Sinergi Pemerintah dan Dunia Industri Menjadi Kunci
BLUD SMK juga tidak boleh hanya menjadi urusan sekolah dan pemerintah daerah.
Kementerian Pendidikan Dasar dan Menengah memiliki peran penting dalam memastikan pengembangan BLUD berjalan searah dengan kebijakan peningkatan mutu pendidikan vokasi.
Dunia usaha dan dunia industri juga harus dilibatkan sejak awal. Industri tidak cukup hanya menjadi tempat praktik kerja lapangan. Industri perlu menjadi mitra dalam penyusunan kurikulum, pengembangan teknologi, sertifikasi kompetensi, peningkatan kapasitas guru, pengembangan teaching factory, hingga penyerapan lulusan.
Sementara pemerintah daerah harus memastikan ekosistem regulasi dan pengawasan mendukung sekolah untuk berkembang.
Dengan kata lain, BLUD SMK membutuhkan ekosistem, bukan sekadar keputusan kepala daerah.
Menuju SMK yang Tidak Bergantung pada Anggaran Semata
Kemandirian sekolah bukan berarti sekolah harus membiayai seluruh kebutuhannya sendiri. Negara dan pemerintah daerah tetap memiliki kewajiban dalam penyelenggaraan pendidikan.
Namun, sekolah juga harus diberi kesempatan untuk mengoptimalkan potensi yang dimilikinya.

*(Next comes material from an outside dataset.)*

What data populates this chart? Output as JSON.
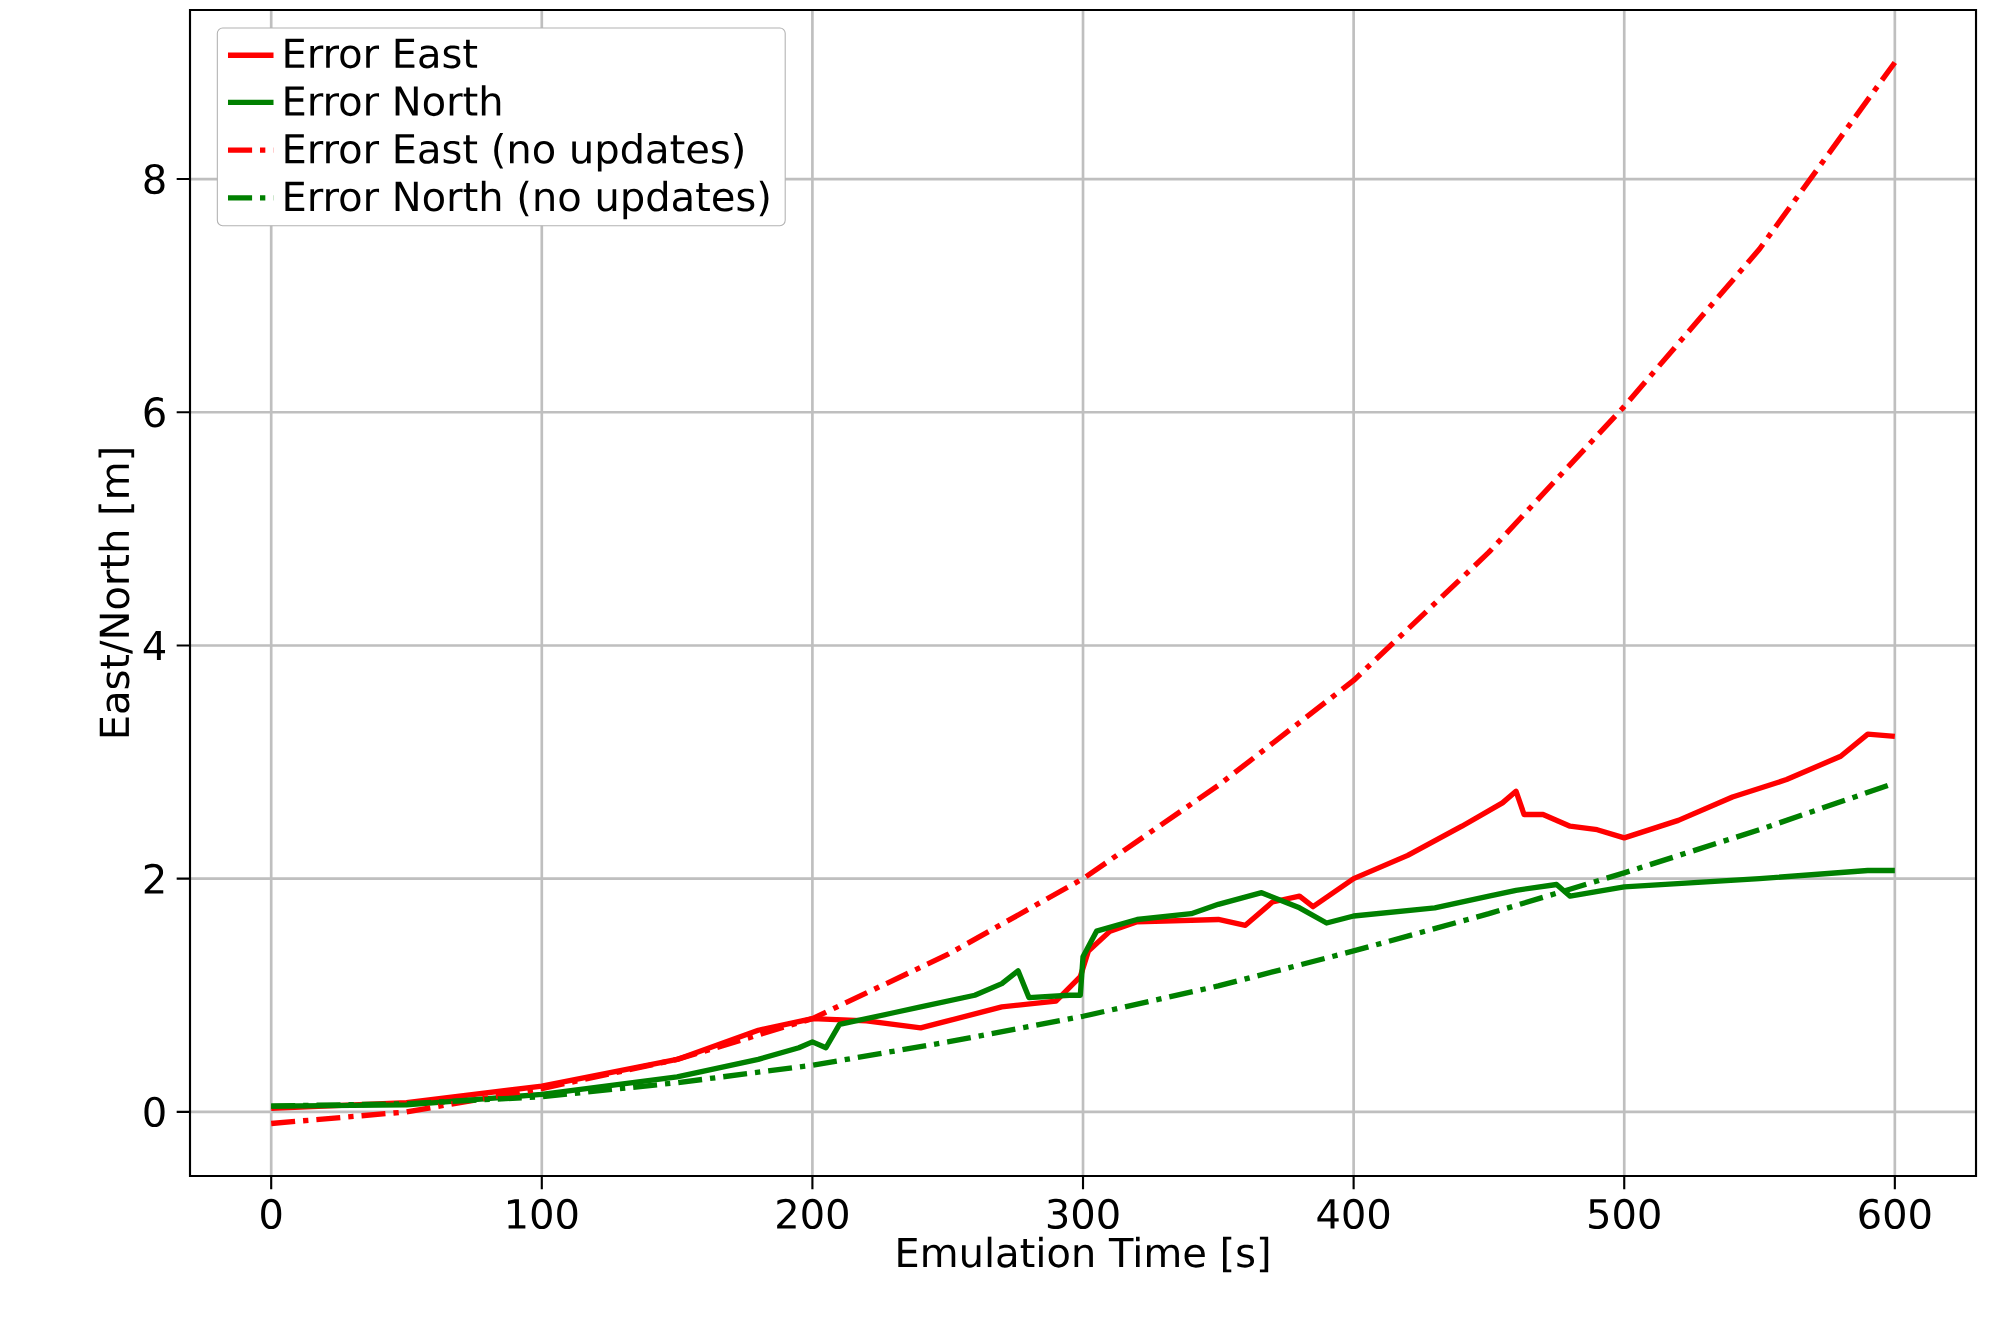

SMK memiliki aset berupa sumber daya manusia, peralatan praktik, laboratorium, workshop, kompetensi keahlian, serta kreativitas siswa dan guru. Jika seluruh potensi tersebut dikelola secara profesional dalam kerangka pendidikan, bukan tidak mungkin SMK mampu menghasilkan nilai ekonomi sekaligus nilai sosial.
Di sinilah semangat enterprising government menjadi relevan: pemerintah tidak hanya menghabiskan anggaran, tetapi juga mampu mengoptimalkan sumber daya publik untuk menciptakan manfaat yang lebih besar bagi masyarakat.
Pada akhirnya, tujuan BLUD SMK bukanlah membuat sekolah menjadi “kaya”. Tujuannya adalah membuat sekolah lebih lincah, produktif, responsif, transparan, dan mampu memberikan layanan pendidikan yang lebih baik.
Kemandirian finansial hanyalah salah satu hasil. Tujuan akhirnya tetap sama: menghasilkan lulusan SMK yang kompeten, berkarakter, siap bekerja, mampu berwirausaha, dan memiliki daya saing.
Karena itu, sudah saatnya BLUD SMK tidak dipandang sebagai sekadar inovasi administrasi keuangan. BLUD harus dilihat sebagai instrumen reformasi tata kelola pendidikan vokasi.
Fleksibilitas tanpa akuntabilitas akan melahirkan risiko. Sebaliknya, akuntabilitas tanpa fleksibilitas dapat membuat sekolah terjebak dalam birokrasi yang lamban.
Yang dibutuhkan adalah keduanya: sekolah yang fleksibel dalam bergerak, tetapi kuat dalam mempertanggungjawabkan setiap langkahnya.
BLUD bukan tujuan akhir. Ia adalah kendaraan untuk membawa SMK menuju kemandirian, fleksibilitas, dan akuntabilitas—dengan satu orientasi utama: mutu pendidikan dan masa depan peserta didik.